Um pequeno-almoço é um pequeno-almoço
O Tarantino tem boas cenas de pequenos-almoços. É a refeição mais importante do dia, sempre nos disseram, e ele também deve ter ouvido a mesma cantiga (ainda que noutra língua). Temos, no “Cães Danados” o Mr. Brown, o Mr. Blonde, o Mr White, e por aí fora, todos à conversa sobre a semântica da lírica madonniana enquanto tomam um pequeno-almoço calórico. E temos, no “Pulp Fiction”, o hambúrguer roubado e mastigado por Samuel L. Jackson ao sujeito que, minutos mais tarde, vai furar com uma dose considerável de tiros.

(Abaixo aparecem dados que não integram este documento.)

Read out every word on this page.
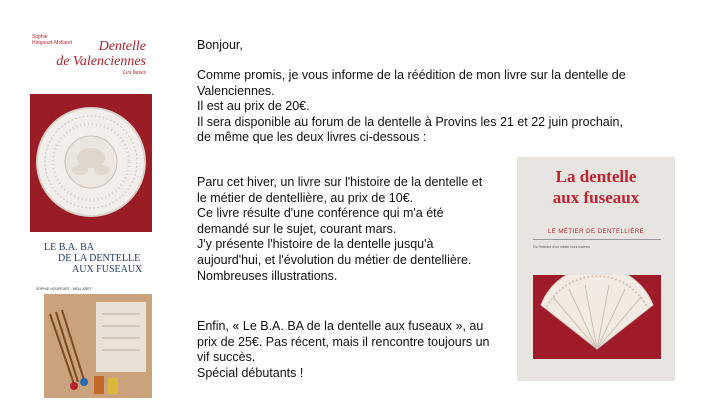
Sophie
Houpeurt-Mollaret Dentelle
de Valenciennes
Les bases
LE B.A. BA
DE LA DENTELLE
AUX FUSEAUX
SOPHIE HOUPEURT - MOLLARET
La dentelle
aux fuseaux
LE MÉTIER DE DENTELLIÈRE
Ou l'histoire d'un métier hors normes
Bonjour,
Comme promis, je vous informe de la réédition de mon livre sur la dentelle de
Valenciennes.
Il est au prix de 20€.
Il sera disponible au forum de la dentelle à Provins les 21 et 22 juin prochain,
de même que les deux livres ci-dessous :
Paru cet hiver, un livre sur l'histoire de la dentelle et
le métier de dentellière, au prix de 10€.
Ce livre résulte d'une conférence qui m'a été
demandé sur le sujet, courant mars.
J'y présente l'histoire de la dentelle jusqu'à
aujourd'hui, et l'évolution du métier de dentellière.
Nombreuses illustrations.
Enfin, « Le B.A. BA de la dentelle aux fuseaux », au
prix de 25€. Pas récent, mais il rencontre toujours un
vif succès.
Spécial débutants !
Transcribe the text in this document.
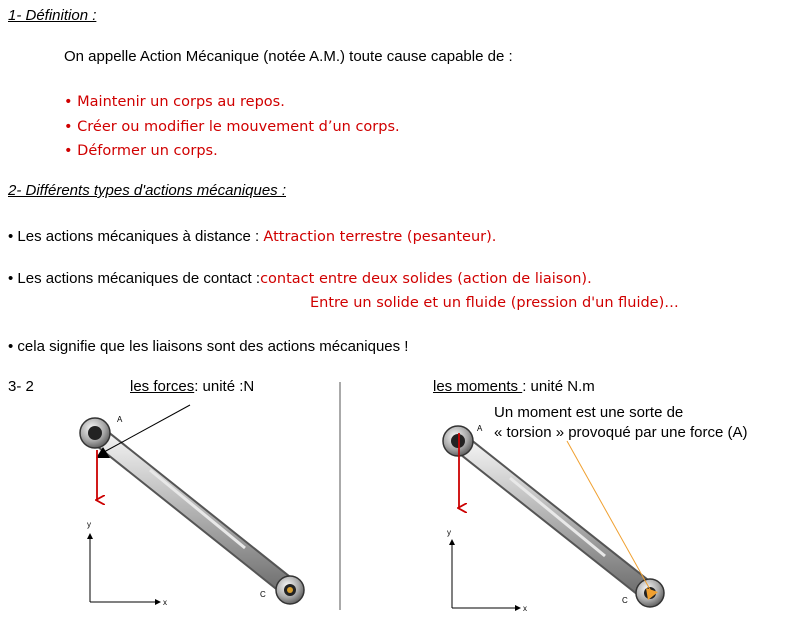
1- Définition :
On appelle Action Mécanique (notée A.M.) toute cause capable de :
• Maintenir un corps au repos.
• Créer ou modifier le mouvement d’un corps.
• Déformer un corps.
2- Différents types d'actions mécaniques :
• Les actions mécaniques à distance : Attraction terrestre (pesanteur).
• Les actions mécaniques de contact :contact entre deux solides (action de liaison).
Entre un solide et un fluide (pression d'un fluide)…
• cela signifie que les liaisons sont des actions mécaniques !
3- 2	les forces: unité :N	les moments : unité N.m
Un moment est une sorte de
« torsion » provoqué par une force (A)
A
C
y
x
A
C
y
x
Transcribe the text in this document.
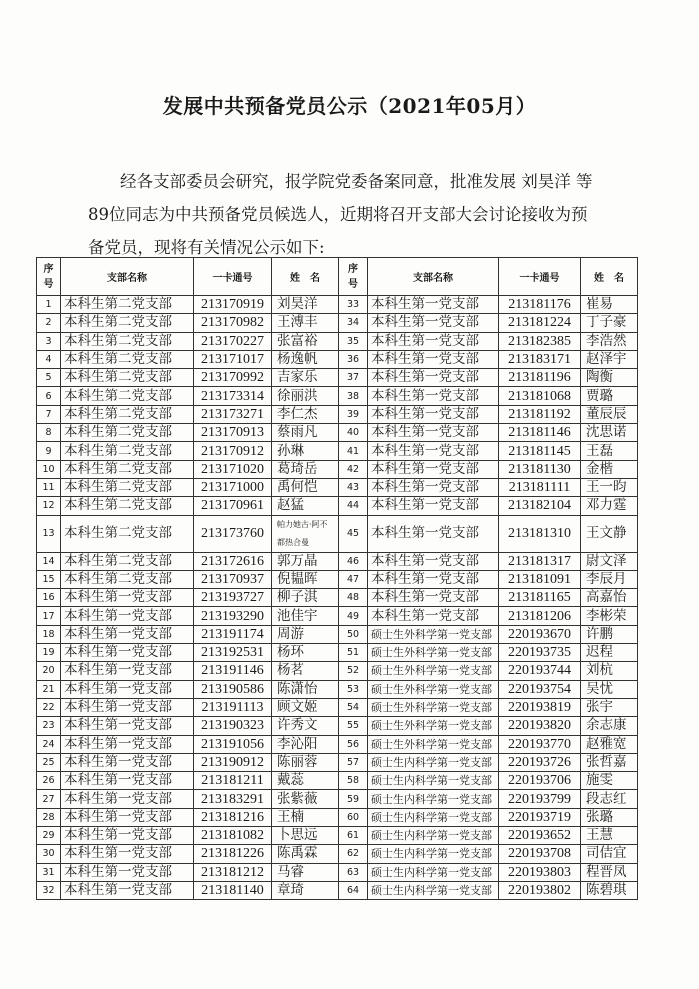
发展中共预备党员公示（2021年05月）
经各支部委员会研究，报学院党委备案同意，批准发展 刘昊洋 等
89位同志为中共预备党员候选人，近期将召开支部大会讨论接收为预
备党员，现将有关情况公示如下:
序
号	支部名称	一卡通号	姓　名	序
号	支部名称	一卡通号	姓　名
1	本科生第二党支部	213170919	刘昊洋	33	本科生第一党支部	213181176	崔易
2	本科生第二党支部	213170982	王溥丰	34	本科生第一党支部	213181224	丁子豪
3	本科生第二党支部	213170227	张富裕	35	本科生第一党支部	213182385	李浩然
4	本科生第二党支部	213171017	杨逸帆	36	本科生第一党支部	213183171	赵泽宇
5	本科生第二党支部	213170992	吉家乐	37	本科生第一党支部	213181196	陶衡
6	本科生第二党支部	213173314	徐丽洪	38	本科生第一党支部	213181068	贾璐
7	本科生第二党支部	213173271	李仁杰	39	本科生第一党支部	213181192	董辰辰
8	本科生第二党支部	213170913	蔡雨凡	40	本科生第一党支部	213181146	沈思诺
9	本科生第二党支部	213170912	孙琳	41	本科生第一党支部	213181145	王磊
10	本科生第二党支部	213171020	葛琦岳	42	本科生第一党支部	213181130	金楷
11	本科生第二党支部	213171000	禹何恺	43	本科生第一党支部	213181111	王一昀
12	本科生第二党支部	213170961	赵猛	44	本科生第一党支部	213182104	邓力霆
13	本科生第二党支部	213173760	帕力她古·阿不
都热合曼	45	本科生第一党支部	213181310	王文静
14	本科生第二党支部	213172616	郭万晶	46	本科生第一党支部	213181317	尉文泽
15	本科生第二党支部	213170937	倪韫晖	47	本科生第一党支部	213181091	李辰月
16	本科生第一党支部	213193727	柳子淇	48	本科生第一党支部	213181165	高嘉怡
17	本科生第一党支部	213193290	池佳宇	49	本科生第一党支部	213181206	李彬荣
18	本科生第一党支部	213191174	周游	50	硕士生外科学第一党支部	220193670	许鹏
19	本科生第一党支部	213192531	杨环	51	硕士生外科学第一党支部	220193735	迟程
20	本科生第一党支部	213191146	杨茗	52	硕士生外科学第一党支部	220193744	刘杭
21	本科生第一党支部	213190586	陈潇怡	53	硕士生外科学第一党支部	220193754	吴忧
22	本科生第一党支部	213191113	顾文姬	54	硕士生外科学第一党支部	220193819	张宇
23	本科生第一党支部	213190323	许秀文	55	硕士生外科学第一党支部	220193820	余志康
24	本科生第一党支部	213191056	李沁阳	56	硕士生外科学第一党支部	220193770	赵雅宽
25	本科生第一党支部	213190912	陈丽蓉	57	硕士生内科学第一党支部	220193726	张哲嘉
26	本科生第一党支部	213181211	戴蕊	58	硕士生内科学第一党支部	220193706	施雯
27	本科生第一党支部	213183291	张紫薇	59	硕士生内科学第一党支部	220193799	段志红
28	本科生第一党支部	213181216	王楠	60	硕士生内科学第一党支部	220193719	张璐
29	本科生第一党支部	213181082	卜思远	61	硕士生内科学第一党支部	220193652	王慧
30	本科生第一党支部	213181226	陈禹霖	62	硕士生内科学第一党支部	220193708	司佶宜
31	本科生第一党支部	213181212	马睿	63	硕士生内科学第一党支部	220193803	程晋凤
32	本科生第一党支部	213181140	章琦	64	硕士生内科学第一党支部	220193802	陈碧琪
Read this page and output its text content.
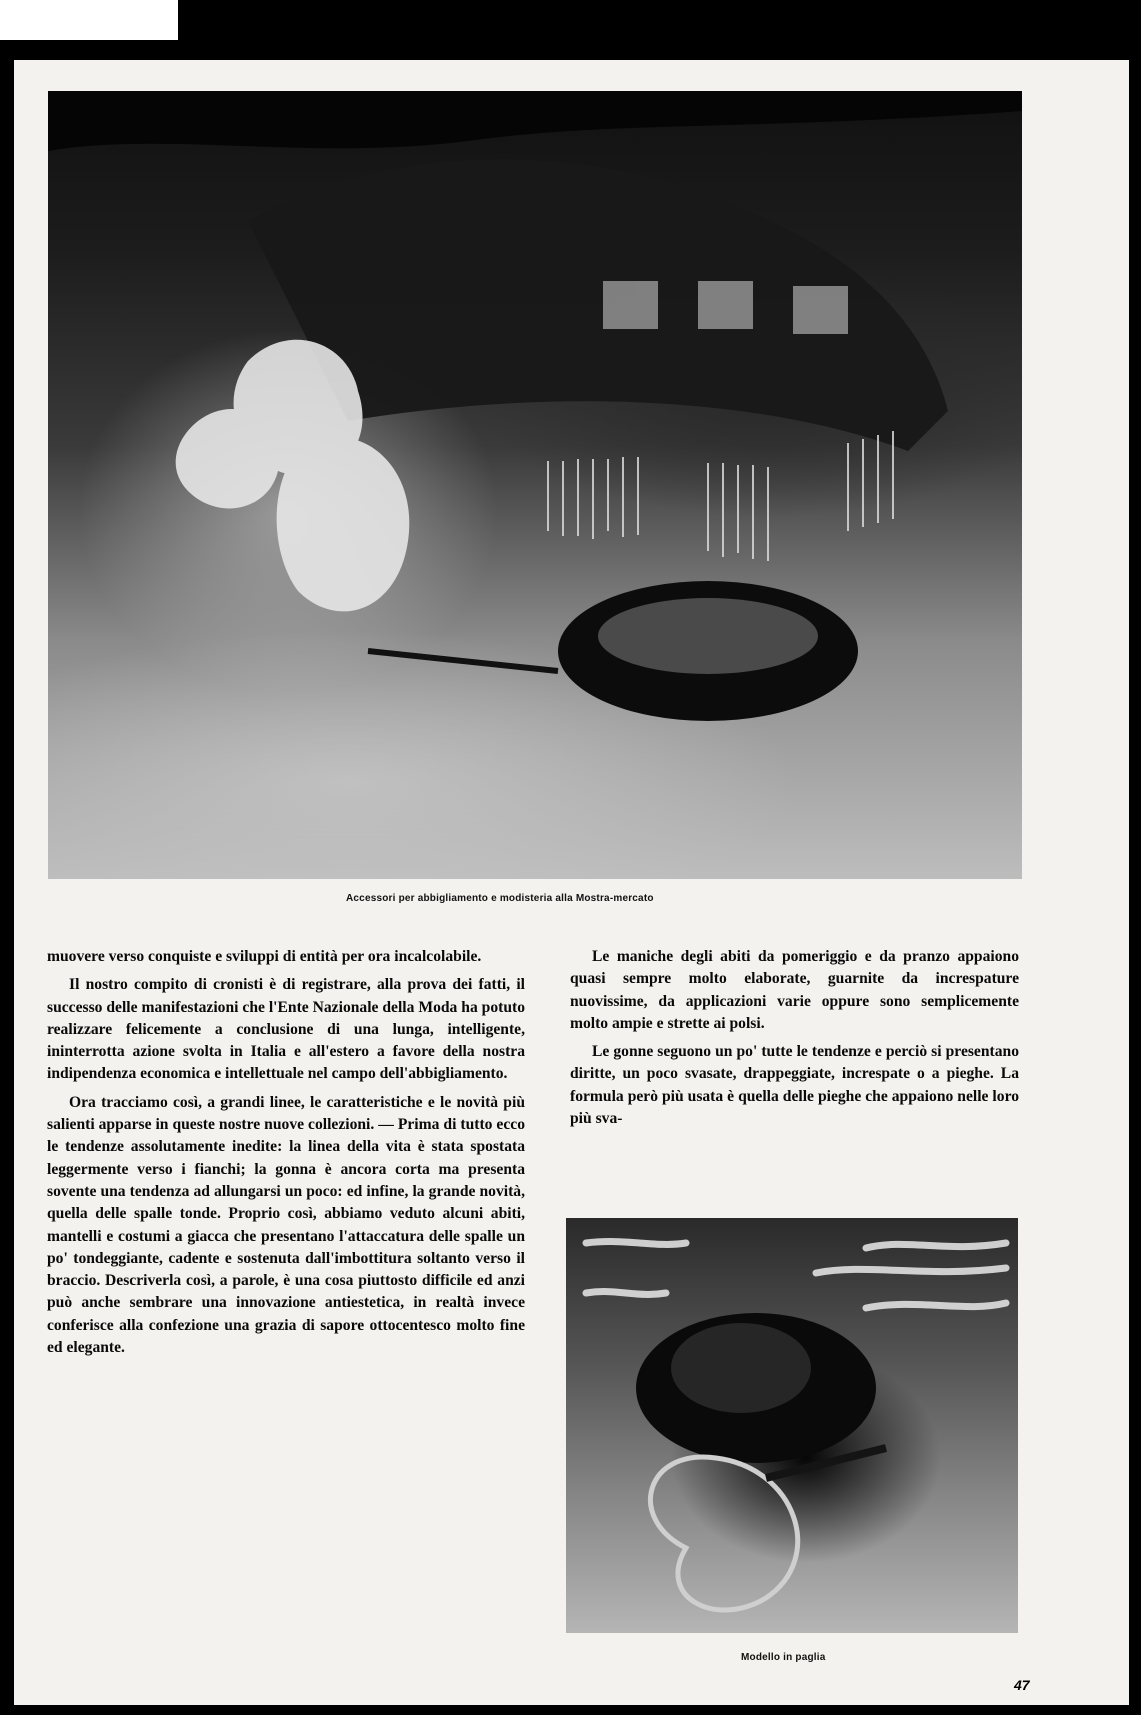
Accessori per abbigliamento e modisteria alla Mostra-mercato

muovere verso conquiste e sviluppi di entità per ora incalcolabile.

Il nostro compito di cronisti è di registrare, alla prova dei fatti, il successo delle manifestazioni che l'Ente Nazionale della Moda ha potuto realizzare felicemente a conclusione di una lunga, intelligente, ininterrotta azione svolta in Italia e all'estero a favore della nostra indipendenza economica e intellettuale nel campo dell'abbigliamento.

Ora tracciamo così, a grandi linee, le caratteristiche e le novità più salienti apparse in queste nostre nuove collezioni. — Prima di tutto ecco le tendenze assolutamente inedite: la linea della vita è stata spostata leggermente verso i fianchi; la gonna è ancora corta ma presenta sovente una tendenza ad allungarsi un poco: ed infine, la grande novità, quella delle spalle tonde. Proprio così, abbiamo veduto alcuni abiti, mantelli e costumi a giacca che presentano l'attaccatura delle spalle un po' tondeggiante, cadente e sostenuta dall'imbottitura soltanto verso il braccio. Descriverla così, a parole, è una cosa piuttosto difficile ed anzi può anche sembrare una innovazione antiestetica, in realtà invece conferisce alla confezione una grazia di sapore ottocentesco molto fine ed elegante.

Le maniche degli abiti da pomeriggio e da pranzo appaiono quasi sempre molto elaborate, guarnite da increspature nuovissime, da applicazioni varie oppure sono semplicemente molto ampie e strette ai polsi.

Le gonne seguono un po' tutte le tendenze e perciò si presentano diritte, un poco svasate, drappeggiate, increspate o a pieghe. La formula però più usata è quella delle pieghe che appaiono nelle loro più sva-

Modello in paglia
47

Tudo isto para transportar-vos para o cenário mais improvável num filme do Tarantino. Um terraço de uma pequena casa de turismo de habitação, em Vila Nova de Milfontes, onde tomei os melhores pequenos-almoços que a minha boca teve oportunidade de provar nos últimos tempos. (Nos últimos anos, arrisco.)
Casa do Adro é o nome do templo. A D. Idália é a guardiã suprema do mesmo. O recato daquela rua em Milfontes quase nos faz esquecer de que estamos realmente em Milfontes e isso é bom. E melhor ainda é o aviso logo à chegada: não há horas para o pequeno-almoço. E não há mesmo. Até quando, depois de adormecer a horas impróprias, acordo também a horas impróprias com a porta a bater e um aviso: “Ainda servimos o pequeno-almoço”. Eram três da tarde, meus amigos. E eu disse que sim, sem qualquer entrave, porque um tesouro assim não se nega.
Mas qual o grande segredo deste pequeno-almoço? A singeleza misturada com a fartura. Uma travessa com papaia, melão, pêssego, laranja, figo. O doce… O sumo de laranja. O pão alentejano. Mais! O Pão alentejano torrado e a ainda a deixar escorrer, pecaminosamente, a manteiga. O presunto. A tábua de queijos. Os ovos mexidos. Simples mas reconfortante, como todo o pequeno-almoço deve ser. Para isto, nem o Tarantino tinha a verve necessária.